The analysts say that low capex, rising uncertainty about the expansion of future supplies and high geopolitical risk premium will, however, continue to support cyclically high oil prices. Meanwhile, strong export demand for U.S. LNG will continue supporting high natural gas prices.
In other words, there simply aren’t better places for people investing in the U.S. stock market to park their money if they are looking for serious earnings growth. Further, the outlook for the sector remains bright.
Whereas oil and gas prices have declined from recent highs, they are still much higher than they have been over the past couple of years hence the ongoing enthusiasm in the energy markets.
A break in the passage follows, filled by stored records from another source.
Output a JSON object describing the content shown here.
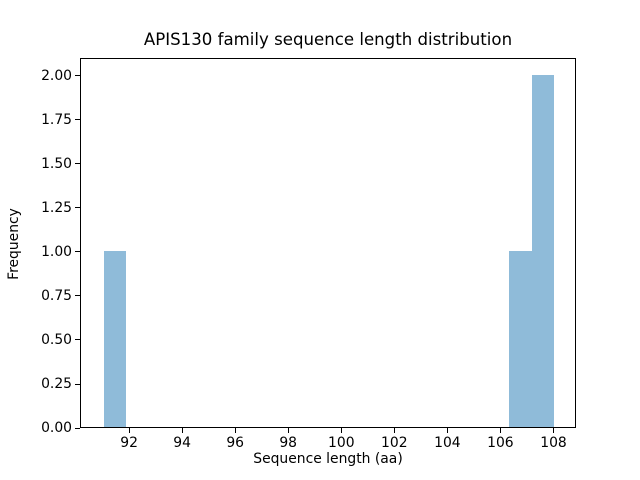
{
  "chart_data": {
    "type": "bar",
    "subtype": "histogram",
    "title": "APIS130 family sequence length distribution",
    "xlabel": "Sequence length (aa)",
    "ylabel": "Frequency",
    "xlim": [
      90.15,
      108.85
    ],
    "ylim": [
      0,
      2.1
    ],
    "grid": false,
    "legend": null,
    "bar_color": "#8fbbd9",
    "axis_color": "#000000",
    "background_color": "#ffffff",
    "bins": [
      {
        "x_start": 91.0,
        "x_end": 91.85,
        "frequency": 1
      },
      {
        "x_start": 106.3,
        "x_end": 107.15,
        "frequency": 1
      },
      {
        "x_start": 107.15,
        "x_end": 108.0,
        "frequency": 2
      }
    ],
    "xticks": [
      {
        "value": 92,
        "label": "92"
      },
      {
        "value": 94,
        "label": "94"
      },
      {
        "value": 96,
        "label": "96"
      },
      {
        "value": 98,
        "label": "98"
      },
      {
        "value": 100,
        "label": "100"
      },
      {
        "value": 102,
        "label": "102"
      },
      {
        "value": 104,
        "label": "104"
      },
      {
        "value": 106,
        "label": "106"
      },
      {
        "value": 108,
        "label": "108"
      }
    ],
    "yticks": [
      {
        "value": 0.0,
        "label": "0.00"
      },
      {
        "value": 0.25,
        "label": "0.25"
      },
      {
        "value": 0.5,
        "label": "0.50"
      },
      {
        "value": 0.75,
        "label": "0.75"
      },
      {
        "value": 1.0,
        "label": "1.00"
      },
      {
        "value": 1.25,
        "label": "1.25"
      },
      {
        "value": 1.5,
        "label": "1.50"
      },
      {
        "value": 1.75,
        "label": "1.75"
      },
      {
        "value": 2.0,
        "label": "2.00"
      }
    ]
  }
}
Indeed, the energy sector remains a huge Wall Street favorite, with the Zacks Oils and Energy sector being the top-ranked sector out of all 16 Zacks Ranked Sectors.
Further, earnings in the sector are likely to remain high due to high levels of share buybacks. Oil and gas supermajors are on course to repurchase their shares at near-record levels this year thanks to soaring oil and gas prices helping them to deliver bumper profits and boost returns for investors.
According to data from Bernstein Research, the seven supermajors are poised to return $38bn to shareholders through buyback programmes this year, with investment bank RBC Capital Markets putting the total figure even higher, at $41bn.
In 2014, when oil was trading over $100/barrel, we only saw $21 billion in buybacks. This year’s figure easily outpaces the 2008 number.
But here’s another interesting thing: Big Oil’s capex and production have remained mostly flat despite reporting record second-quarter profits.
Data from the U.S. Energy Information Administration (EIA) shows that Big Oil companies have mostly downshifted both capital spending and production for the second-quarter. An EIA review of 53 public U.S. gas and oil companies, responsible for about 34% of domestic production, showed a 5% decline in capital expenditures in the second-quarter vs. Q1 this year.
Cheap Energy Stocks
Another surprising finding: energy stocks remain cheap despite the huge runup. Not only has the sector widely outperformed the market, but companies within this sector remain relatively cheap, undervalued, and come with above-average projected earnings growth.
Image Source: Zacks Investment Research
Some of the cheapest oil and gas stocks right now include Ovintiv Inc. (NYSE: OVV) with a PE ratio of 6.09; Civitas Resources, Inc. (NYSE: CIVI) with a PE ratio of 4.87, Enerplus Corporation (NYSE: ERF)(TSX: ERF) has PE ratio of 5.80, Occidental Petroleum Corporation (NYSE: OXY) has a PE ratio of 7.09 while Canadian Natural Resources Limited (NYSE: CNQ) has a PE ratio of 6.79.